Stable semivortex gap solitons in a spin-orbit-coupled Fermi gas

Abstract

We demonstrate the existence of semivortex (SV) solitons, with vorticities 0 and 1 in the two components, in a two-dimensional (2D) fermionic spinor system under the action of the Rashba-type spin-orbit coupling in the combination with the Zeeman splitting (ZS). In the ``heavy-atom" approximation, which was previously elaborated for the bosonic system, the usual kinetic energy is neglected, which gives rise to a linear spectrum with a bandgap. The model includes the effective Pauli self-repulsion with power 7/3, as produced by the density-functional theory of Fermi superfluids. In the general case, the inter-component contact repulsion is included too.

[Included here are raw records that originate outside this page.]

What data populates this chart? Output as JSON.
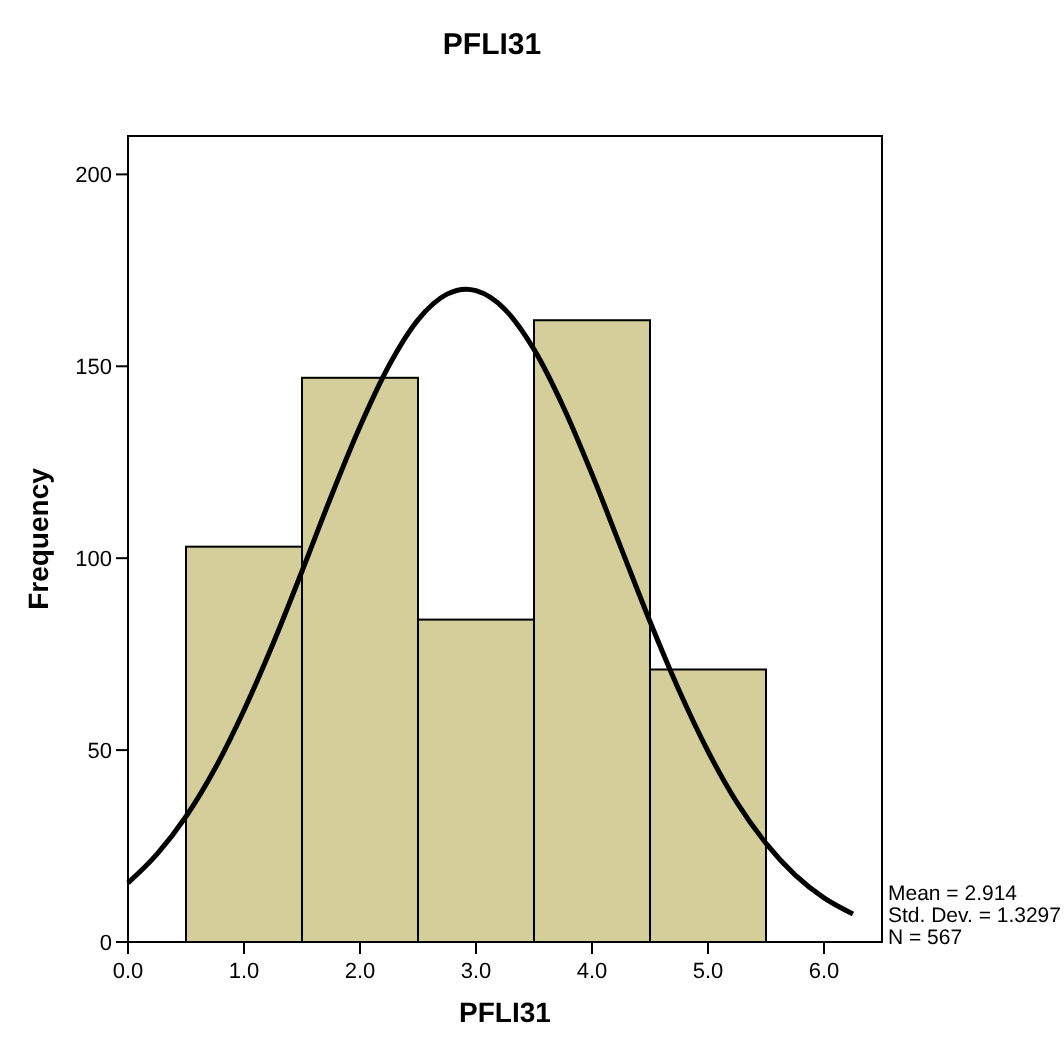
{
  "chart_data": {
    "type": "histogram",
    "title": "PFLI31",
    "xlabel": "PFLI31",
    "ylabel": "Frequency",
    "series": [
      {
        "bins": [
          0.5,
          1.5,
          2.5,
          3.5,
          4.5,
          5.5
        ],
        "values": [
          103,
          147,
          84,
          162,
          71
        ],
        "color": "#d3ce9a"
      },
      {
        "type": "line",
        "color": "#000000",
        "x": [
          0,
          0.25,
          0.5,
          0.75,
          1,
          1.25,
          1.5,
          1.75,
          2,
          2.25,
          2.5,
          2.75,
          2.914,
          3,
          3.25,
          3.5,
          3.75,
          4,
          4.25,
          4.5,
          4.75,
          5,
          5.25,
          5.5,
          5.75,
          6,
          6.25
        ],
        "values": [
          15.4,
          22.9,
          32.7,
          45.2,
          60.4,
          77.7,
          96.6,
          116,
          134.3,
          150.2,
          162.1,
          168.8,
          170.1,
          169.7,
          164.8,
          154.4,
          139.6,
          121.9,
          102.7,
          83.5,
          65.6,
          49.7,
          36.3,
          25.7,
          17.5,
          11.5,
          7.3
        ]
      }
    ],
    "xlim": [
      0,
      6.5
    ],
    "xticks": [
      {
        "value": 0,
        "label": "0.0"
      },
      {
        "value": 1,
        "label": "1.0"
      },
      {
        "value": 2,
        "label": "2.0"
      },
      {
        "value": 3,
        "label": "3.0"
      },
      {
        "value": 4,
        "label": "4.0"
      },
      {
        "value": 5,
        "label": "5.0"
      },
      {
        "value": 6,
        "label": "6.0"
      }
    ],
    "ylim": [
      0,
      210
    ],
    "yticks": [
      0,
      50,
      100,
      150,
      200
    ],
    "grid": false,
    "annotations": [
      "Mean = 2.914",
      "Std. Dev. = 1.3297",
      "N = 567"
    ]
  }
}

We construct a family of gap solitons of the SV type populating the spectral bandgap. A stability region is identified for the SV solitons, by means of systematic simulations, in the parameter plane of the cross-repulsion strength and chemical potential. The stability region agrees with the prediction of the anti-Vakhitov-Kolokolov criterion, which is a relevant necessary stability condition for systems with self-repulsive nonlinearities. We also test the stability of the SV solitons against a sudden change of the ZS strength, which initiates robust oscillations in the spin state of the soliton due to transfer of particles between the system's components.